Historia del contacto

Foto: René Fuerst, 1955.
Foto: René Fuerst, 1955.

Algunas semejanzas entre los mitos kalapalo y ye’cuana sugieren que los ancestros de los Karib del Alto Xingu dejaron la región de las Guayanas en tiempos recientes, ciertamente después de haber establecido contactos con los españoles, contactos que se intensificaron en la región durante la segunda mitad del siglo XVIII. Sin embargo, parece haber, desde el punto de vista cultural, poco en común entre los Kalapalo y los pueblos karib septentrionales, siendo difícil distinguir cualquier característica propiamente “Karib” en los aspectos de su modo de vida y de visión del mundo.

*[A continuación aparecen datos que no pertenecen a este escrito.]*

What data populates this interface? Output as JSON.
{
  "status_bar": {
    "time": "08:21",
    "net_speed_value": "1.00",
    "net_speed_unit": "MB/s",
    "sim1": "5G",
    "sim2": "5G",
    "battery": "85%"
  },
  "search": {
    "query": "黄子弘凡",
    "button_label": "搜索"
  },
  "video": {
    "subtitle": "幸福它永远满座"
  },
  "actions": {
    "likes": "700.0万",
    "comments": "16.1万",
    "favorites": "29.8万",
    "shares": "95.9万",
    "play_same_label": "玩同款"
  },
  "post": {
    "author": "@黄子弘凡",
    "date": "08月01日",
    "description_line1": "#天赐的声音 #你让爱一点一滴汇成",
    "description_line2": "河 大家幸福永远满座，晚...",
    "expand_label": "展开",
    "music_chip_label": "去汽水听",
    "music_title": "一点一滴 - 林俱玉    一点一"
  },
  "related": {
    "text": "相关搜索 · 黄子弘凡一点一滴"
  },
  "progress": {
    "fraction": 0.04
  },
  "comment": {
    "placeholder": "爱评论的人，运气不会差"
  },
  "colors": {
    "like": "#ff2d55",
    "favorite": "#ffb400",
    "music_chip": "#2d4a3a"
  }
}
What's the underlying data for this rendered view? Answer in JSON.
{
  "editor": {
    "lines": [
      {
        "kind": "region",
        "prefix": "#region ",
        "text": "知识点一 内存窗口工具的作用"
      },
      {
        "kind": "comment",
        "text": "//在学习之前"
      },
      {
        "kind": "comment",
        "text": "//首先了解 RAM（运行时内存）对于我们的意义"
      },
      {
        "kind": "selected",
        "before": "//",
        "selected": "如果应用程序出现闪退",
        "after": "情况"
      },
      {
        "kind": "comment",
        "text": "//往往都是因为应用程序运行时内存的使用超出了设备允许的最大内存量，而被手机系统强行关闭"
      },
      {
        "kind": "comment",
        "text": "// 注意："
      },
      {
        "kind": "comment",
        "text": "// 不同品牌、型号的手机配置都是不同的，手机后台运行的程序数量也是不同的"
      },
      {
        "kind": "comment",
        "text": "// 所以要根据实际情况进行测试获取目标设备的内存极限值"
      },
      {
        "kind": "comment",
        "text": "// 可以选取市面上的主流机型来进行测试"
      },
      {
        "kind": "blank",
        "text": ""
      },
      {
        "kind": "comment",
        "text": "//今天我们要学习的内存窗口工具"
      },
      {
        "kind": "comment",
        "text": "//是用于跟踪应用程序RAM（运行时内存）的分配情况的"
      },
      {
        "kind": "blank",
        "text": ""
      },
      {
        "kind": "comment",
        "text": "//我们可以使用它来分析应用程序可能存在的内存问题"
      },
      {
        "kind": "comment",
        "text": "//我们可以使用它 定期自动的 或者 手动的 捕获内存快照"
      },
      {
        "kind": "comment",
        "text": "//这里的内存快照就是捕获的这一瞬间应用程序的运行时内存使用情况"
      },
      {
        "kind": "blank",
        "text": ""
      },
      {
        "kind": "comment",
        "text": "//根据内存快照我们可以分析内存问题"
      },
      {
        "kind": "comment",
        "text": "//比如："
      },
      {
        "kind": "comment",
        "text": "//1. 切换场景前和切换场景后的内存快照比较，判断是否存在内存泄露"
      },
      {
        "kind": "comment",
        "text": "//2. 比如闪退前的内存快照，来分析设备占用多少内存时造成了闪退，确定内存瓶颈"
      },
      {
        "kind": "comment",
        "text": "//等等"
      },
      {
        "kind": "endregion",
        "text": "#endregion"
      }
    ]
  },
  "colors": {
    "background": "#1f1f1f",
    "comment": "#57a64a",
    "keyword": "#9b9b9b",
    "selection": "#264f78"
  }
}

Permanece incierto en qué momento el grupo conocido como Kalapalo fue contactado por extraños por vez primera. Algunos individuos identificados a la aldea que portaba este nombre fueron medidos por el antropólogo alemán Hermann Meyer durante un estudio antropométrico de los pueblos del Alto Xingu, realizado hacia el final del siglo XIX. En 1920, el Mayor Ramiro Noronha, de la Comisión Rondon (Comissão Rondon), realizó investigaciones en la región del río Kuluene y efectuó la primera visita registrada a las aldeas de los Kalapalo, Kuikuro y Anagafïtï (Naravute, en la literatura). Estos últimos, particularmente, sufrirían las consecuencias de esta visita que suscitó la primera de una serie de epidemias que destruyó la integridad de su comunidad.

Foto: René Fuerst, 1955.
Foto: René Fuerst, 1955.

La denominación Kalapalo, inicialmente atribuida al grupo por los no indios, tiene como referencia una aldea con esa nombre abandonada probablemente hace menos de cien años. En aquel tiempo, las personas se trasladaron desde Kalapalo hacia un sitio vecino denominado Kwapïgï que, a su vez, fue sucedido por la aldea Kanugijafïtï, abandonada en 1961. Todos esos sitios están localizados a cerca de medio día de caminata en dirección este desde el Kuluene, al sur de la confluencia con el río Tanguro. Los últimos remanecientes de un grupo Karib importante, denominado Anagafïtï, se unieron a los habitantes de Kanugijafïtï luego de la epidemia de gripe que ocurrió en la década de 1940 y, en aquel momento, se encontraban indios Kuikuro, Mehinako, Kamayurá y Waujá viviendo entre los Kalapalo.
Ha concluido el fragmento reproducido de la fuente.